We have observed or have participated in hundreds of healthcare value analysis meetings over the years and have identified one thing you can do today to dramatically improve your hospital’s value analysis meetings.
It’s actually a very simple communication tool which is often neglected or given short shrift in the hustle and bustle of everyday hospital supply chain management.
Powerful Tool for Your Hospital’s Value Analysis Teams
I won’t keep you in suspense any longer. This important tool is an agenda, but with a few twists that will keep your hospital’s value analysis teams on time, on budget, and on target for many years to come. Agendas are generally thought of as a list or outline of things to be considered or done in a meeting, but they can be much more than this if you decide that they are designed to be “action-oriented” vs. passive.
By this I mean that every agenda item you place on your agenda must require an action (i.e., approved, rejected, or investigated), not just a discussion. This way you can institutionalize this best practice of making decisions quickly as opposed to discussing topics ad infinitum.
This rule goes for follow up agenda items, too!
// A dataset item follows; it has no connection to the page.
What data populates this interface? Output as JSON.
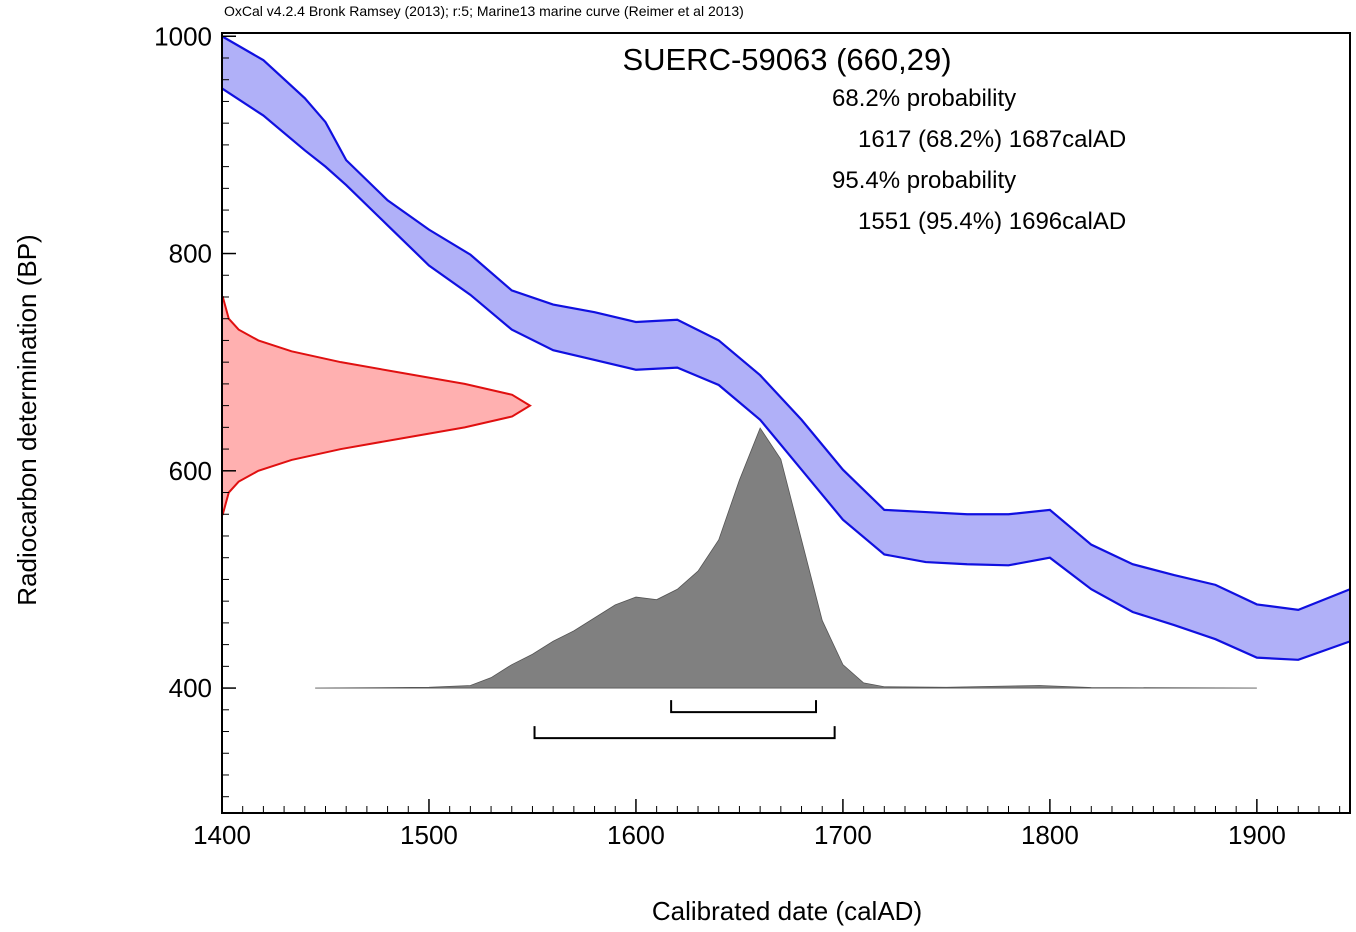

You should have a comment section on your agenda showing the action you expect on the follow up item, such as, Julie to observe IV starts and then report back at the July 12th value analysis team meeting on the effectiveness of the securement device now in use. Never leave anything to chance, interpretation, or uncertainty on your agendas and you won’t be disappointed with the results.
What Healthcare Value Analysis is All About
As an aside, we see too many hospitals using their value analysis meeting agendas to communicate new supply chain policies, procedures, or dictums, which isn’t what a hospital value analysis team is all about. Value analysis is all about saving money and improving quality – that’s all! If you need to communicate to your customers about hospital supply chain issues, then you need to find another vehicle (e.g., newsletters, e-mails, memos, etc.) to do so.
You will also need to set time limits on the discussion on each agenda item to keep your value analysis meeting moving. We have all been in VA meetings where the team leader only gets through one, two, or three agenda items (out of 12) because the conversation has been dominated by one or two individuals who eat up valuable time with their opinions. This is impossible to do if you have a time limit on each agenda item. For instance, the first agenda item could have an eight-minute time limit, the second five minutes, and third 12 minutes, based on their importance and relevance of topic. Then your total agenda items should add up to a one-hour time limit for the meeting overall.
Stay on Topic
Lastly, don’t allow any value analysis team member to bring up a topic that is not on the agenda. It will throw your team off their VA game and lead them in another direction that hasn’t been vetted, scrutinized, or approved to be on the agenda. More importantly, it will chew up valuable time you have set aside for other burning issues on today’s agendas.
As you can see, an agenda can be action-oriented and bring you closer to your value analysis committee/team meeting goals, or it can be a passive, unstructured, and unmanaged document that will just frustrate all of your attendees and drag out your VA meetings endlessly. So, take a tip from me; agendas can work overtime for you, but only if they are action-oriented.